Yargıtay Kararı 14. Hukuk Dairesi 2013/380 E. 2013/2262 K. 14.02.2013 T.

YARGITAY KARARI
DAİRE : 14. Hukuk Dairesi
ESAS NO : 2013/380
KARAR NO : 2013/2262
KARAR TARİHİ : 14.02.2013

MAHKEMESİ :Sulh Hukuk Mahkemesi

Davacı vekili tarafından, davalılar aleyhine 27.10.2010 gününde verilen dilekçe ile tapu iptal ve tescil istenmesi üzerine yapılan duruşma sonunda; davanın kabulüne dair verilen 12.07.2011 günlü hükmün Yargıtayca incelenmesi davalı İsrafil Tarhan tarafından istenilmekle süresinde olduğu anlaşılan temyiz dilekçesinin kabulüne karar verildikten sonra dosya ve içerisindeki bütün kağıtlar incelenerek gereği düşünüldü:

_K A R A R_
Davacı köy tüzel kişiliği, öncesi köye ait köy orta malı niteliğinde çayır olan dava konusu 115 ada 10 parsel sayılı taşınmazın davalıların murisi adına tescil edildiğini ileri sürerek, tapu kaydının iptali ile köy tüzel kişiliği adına tapuya tescilini istemiştir.
Davalı İsrafil Tarhan, davanın reddini savunmuş, diğer davalılar savunmada bulunmamışlardır.
Mahkemece davanın kabulü ile dava konusu 115 ada 10 parsel sayılı taşınmazın tapu kaydının iptali davacı köy tüzel kişiliği adına “çayır” vasfı ile tapuya tesciline karar verilmiştir.
Hükmü davalı İsrafil Tarhan temyiz etmiştir.
1-Yapılan yargılamaya, toplanan delillere ve dosya içeriğine göre davalının sair temyiz itirazları yerinde görülmemiş, reddi gerekmiştir.
2- 4342 sayılı Mera Kanununun 3. maddesinde yapılan tarife göre çayır; taban suyunun yüksek bulunduğu veya sulanabilen yerlerde biçilmeye elverişli yem üretilen ve genellikle kuru ot üretimi için kullanılan yerlerdir.
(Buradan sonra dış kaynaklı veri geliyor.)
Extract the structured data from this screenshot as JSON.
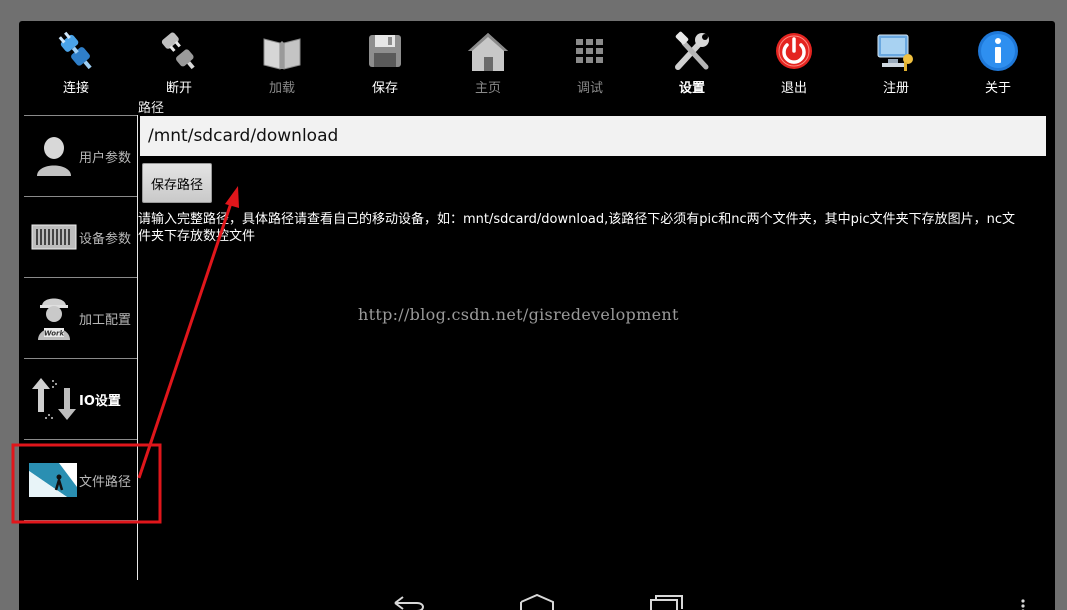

Çayır nitelikli bir yerin aynı zamanda mera özelliği taşıyabileceği kuşkusuzdur. Nitekim; anılan kanunun 3. maddesinin (i) bendinde çayır, mera, yaylak ve kışlak arazisinin sınırlandırmaya tabi olduğu kabul edilmiştir.
Ayrıca bu düzenlemeye paralel olarak 3402 sayılı Kadastro Kanununun 16/B maddesi uyarınca mera, yaylak, kışlak, otlak, harman ve panayır yerleri gibi paralı veya parasız kamunun yararlanmasına tahsis edilen veya kamunun kadimden beri yararlandığı belgelerle veya bilirkişi veya tanık beyanları ile ispat edilen orta malı taşınmaz mallar sınırlandırılarak ve parsel numarası verilerek yüzölçümü hesaplandıktan sonra bu gibi taşınmaz malların özel siciline yazılması gerektiği belirtilmiştir.
Bu durumda mahkemece “çayır” niteliğinde olan dava konusu taşınmazın tapu kaydının iptali ile “çayır” vasfı ile sınırlandırılması ve özel siciline yazılmasına karar verilmesi gerekirken davacı köy tüzel kişiliği adına tapuya tesciline karar verilmesi doğru görülmemiş ise de bu husus kararın bozulmasını ve yeniden yargılama yapılmasını gerektirmediğinden HUMK’nın 438/7 maddesi gereğince hüküm sonucunun aşağıdaki şekilde düzeltilerek onanmasına karar vermek gerekmiştir.
SONUÇ: Yukarıda (1) numaralı bentte açıklanan nedenlerle davalının sair temyiz itirazlarının reddine, (2) numaralı bentte açıklanan nedenlerle davalının temyiz itirazlarının kabulü ile hüküm fıkrasının 1. bendinin 3. satırında yer alan ve “taşınmazın” kelimesinden sonra gelen “… Tüzel kişiliği adına çayır vasfı ile tapuya tesciline” kelimelerinin hüküm fıkrasından çıkartılarak yerine “sınırlandırılmasına ve özel siciline yazılmasına” kelimelerinin yazılmasına hükmün DÜZELTİLMİŞ ve değiştirilmiş bu şekli ile ONANMASINA, peşin yatırılan temyiz harcının istek halinde yatırana iadesine 14.02.2013 tarihinde oybirliği ile karar verildi.